The ideal capacitor consists of two conductive plates separated by a thin dielectric layer that separates and insulates the two plates from each other so they have no direct or resistive electrical connection. When voltage is applied across the plates, they store the electrical charge.

The capacitor may take many forms. If the plates are composed of flexible foil, they may be rolled into a compact cylinder that permits large-area plates in a small form factor. If low capacitance is required as in RF circuits, the plates may consist of two small electrodes embedded in a ceramic that serves as the dielectric layer.

Ideal capacitors are electrically defined by two parameters, capacitance and working volts. Working volts are simply the maximum voltage that can be applied to a capacitor without risk of creating an ionized path and making a permanent conductive path through the dielectric layer, destroying the component. In replacing a defective capacitor, you can generally go to a higher working voltage if it will fit in the space, but you cannot go to a lower working voltage.

The opposition by a capacitor to the flow of current in a circuit is known as capacitive reactance. It varies inversely with the frequency of the applied voltage. If you look closely at a sine wave, the rate of change is greatest when the voltage is least and the rate of change is least when the voltage is peaking. The fact that a capacitive circuit responds not to amount of voltage but rather to rate-of-change accounts for phase shift, which may be observed in two oscilloscope channels, one using a voltage probe and the other a current probe.

An equation applicable to all capacitors is Q = CV, where the stored charges in coulombs on the two plates are Q and -Q, the capacitance in farads is C and the applied voltage is V.

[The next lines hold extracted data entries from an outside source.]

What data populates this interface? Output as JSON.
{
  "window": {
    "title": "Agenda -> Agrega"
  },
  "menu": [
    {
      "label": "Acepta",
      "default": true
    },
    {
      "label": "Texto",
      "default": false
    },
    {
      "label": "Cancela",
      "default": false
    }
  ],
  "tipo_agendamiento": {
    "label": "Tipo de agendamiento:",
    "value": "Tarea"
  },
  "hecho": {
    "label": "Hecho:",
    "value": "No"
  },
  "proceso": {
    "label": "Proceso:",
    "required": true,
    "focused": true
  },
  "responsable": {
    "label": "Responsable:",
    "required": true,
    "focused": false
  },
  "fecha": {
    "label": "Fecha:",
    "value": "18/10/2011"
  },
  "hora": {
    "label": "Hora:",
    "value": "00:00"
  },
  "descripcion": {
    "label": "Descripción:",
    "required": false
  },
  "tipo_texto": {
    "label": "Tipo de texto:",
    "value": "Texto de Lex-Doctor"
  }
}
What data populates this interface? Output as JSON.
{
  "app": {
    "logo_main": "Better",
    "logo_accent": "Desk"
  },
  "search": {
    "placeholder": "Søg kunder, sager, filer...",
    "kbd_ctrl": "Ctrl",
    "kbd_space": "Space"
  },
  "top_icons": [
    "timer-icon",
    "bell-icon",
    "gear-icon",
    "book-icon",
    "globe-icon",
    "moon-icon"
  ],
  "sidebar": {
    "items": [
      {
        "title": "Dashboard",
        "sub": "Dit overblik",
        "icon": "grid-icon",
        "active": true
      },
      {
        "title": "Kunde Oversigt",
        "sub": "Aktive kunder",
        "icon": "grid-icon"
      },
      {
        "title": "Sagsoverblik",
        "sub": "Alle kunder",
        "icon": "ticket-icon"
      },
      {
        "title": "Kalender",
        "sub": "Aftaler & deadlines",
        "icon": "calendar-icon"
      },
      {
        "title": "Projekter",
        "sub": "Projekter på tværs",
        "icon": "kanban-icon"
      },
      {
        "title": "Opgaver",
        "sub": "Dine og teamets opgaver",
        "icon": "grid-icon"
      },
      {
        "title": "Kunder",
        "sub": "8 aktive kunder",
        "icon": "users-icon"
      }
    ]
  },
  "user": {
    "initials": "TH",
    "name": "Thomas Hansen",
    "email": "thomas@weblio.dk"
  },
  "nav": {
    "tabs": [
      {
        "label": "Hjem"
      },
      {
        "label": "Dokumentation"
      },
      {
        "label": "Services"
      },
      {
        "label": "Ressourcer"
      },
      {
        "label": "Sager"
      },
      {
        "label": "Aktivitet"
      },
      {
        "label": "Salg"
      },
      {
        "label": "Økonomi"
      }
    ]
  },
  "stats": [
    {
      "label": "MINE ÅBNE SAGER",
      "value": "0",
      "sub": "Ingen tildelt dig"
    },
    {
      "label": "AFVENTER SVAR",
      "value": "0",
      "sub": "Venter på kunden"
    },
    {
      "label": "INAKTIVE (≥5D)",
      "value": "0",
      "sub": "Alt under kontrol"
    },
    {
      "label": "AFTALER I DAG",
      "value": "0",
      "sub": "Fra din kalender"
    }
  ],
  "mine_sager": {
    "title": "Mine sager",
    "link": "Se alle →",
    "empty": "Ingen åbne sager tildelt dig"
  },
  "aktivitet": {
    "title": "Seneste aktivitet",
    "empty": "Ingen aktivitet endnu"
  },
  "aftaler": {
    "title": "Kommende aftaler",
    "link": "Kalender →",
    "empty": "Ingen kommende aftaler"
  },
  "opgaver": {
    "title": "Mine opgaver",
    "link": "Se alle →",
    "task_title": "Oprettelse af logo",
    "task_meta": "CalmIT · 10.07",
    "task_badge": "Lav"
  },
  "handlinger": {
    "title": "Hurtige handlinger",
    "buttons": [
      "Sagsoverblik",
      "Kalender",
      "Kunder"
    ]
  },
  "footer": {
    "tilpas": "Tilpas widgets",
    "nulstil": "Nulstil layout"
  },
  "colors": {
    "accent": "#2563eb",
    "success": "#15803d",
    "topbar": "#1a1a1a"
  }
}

The relevant equation for capacitive reactance is:

X_{C} = 1/2πfC where X_{C} = capacitive reactance in ohms; f = frequency of applied voltage in Hz; and C = capacitance in farads

When a capacitor is connected in series with a resistor and voltage applied across the combination, the capacitor will charge until its voltage approaches that of the source. And when the voltage is removed, it will decline, approaching zero. If the voltages in each case are graphed in the time domain, amplitude plotted against the familiar Y-axis and time plotted against the X-axis, the representations will be logarithmic non-linear curves, beginning steeply and leveling off as the endpoints are approached. The precise form or shape of these curves reflect the time constant of the resistor-capacitor combination. Any such configuration has a time constant, based on the capacitance and resistance. For example, if the capacitor is one microfarad and the resistor is 1,000 Ω, the time constant is the product, 1 msec. A good approximation is that the capacitor charges to within 1% of the value determined by the voltage source in five times the time constant.

The Greek letter τ (tau) is a symbol used to denote the RC time constant in seconds. It is equal to capacitance times resistance. Thus the most basic time-constant equation is: τ = RC. It is equal to the time in seconds to charge a capacitor in series with a resistor from 0 V to approximately 63.2% of the applied dc voltage or to discharge the series combination to approximately 36.8% of the initial charge. Another equation relates τ to the cutoff frequency, fC in Hz: f_{C} = 1/2 πfC.

A typical way to determine the behavior of the circuits is by applying a sinusoidal voltage waveform and observing their performance after reaching the steady state. If the circuit is linear such as an R-C circuit, the current and the voltage across every element will be also sinusoidal having the same frequency but with different magnitude and phase.

The phasor was introduced to show the phase relationships. To determine the circuit response to any sinusoidal waveform one must determine only amplitude and phase of the sine wave. To calculate such phasor, we use the concept of impedance. The impedance Z of an R-C circuit is R+ iX, with X =1/ωC, where R is the resistance and X is the reactance of the capacitor which is inversely proportional to the frequency of the input sine wave signal. As a complex quantity, the impedance Z will have a magnitude and phase. By definition the phase is arctan X/R.

At low frequencies, if ω tends to zero the phase of Z will tend to 90°. This because 1/ωC will be >>R and the circuit is dominated by the capacitor. On the other extreme, when the frequency ω tends to infinity R>> 1/ωC and the circuit behaves as a pure resistance. Consequently, the phase shift will be zero.

Therefore the phase shift will vary with frequency from 90° to 0 ° when the frequency changes from nearly zero to infinity. This is because the R-C circuit behaves capacitive at low frequencies and resistive at high frequencies.

You can easily set up a circuit that shows the phase relationships between capacitor current and voltage. With the simple circuit diagrammed here, set the AFG or AWG to about 10 kHz with signal amplitude below about 10 V. The idea is to use a low value for R so that, basically, the voltage across R to ground represents capacitor current. It is best to trigger the scope from channel one which will be a cleaner waveform. Most scopes these days have cursor softkeys that will allow an exact measurement of phase difference between the two sinewaves.

You can also represent the phase shift in terms of a Lissajous pattern. Setting the horizontal mode to XY and leaving channel two to operate as before should generate an almost perfect circle, with a few adjustments to the V/div controls. The circle won’t be exactly perfect because of the finite resistance R adds to the circuit.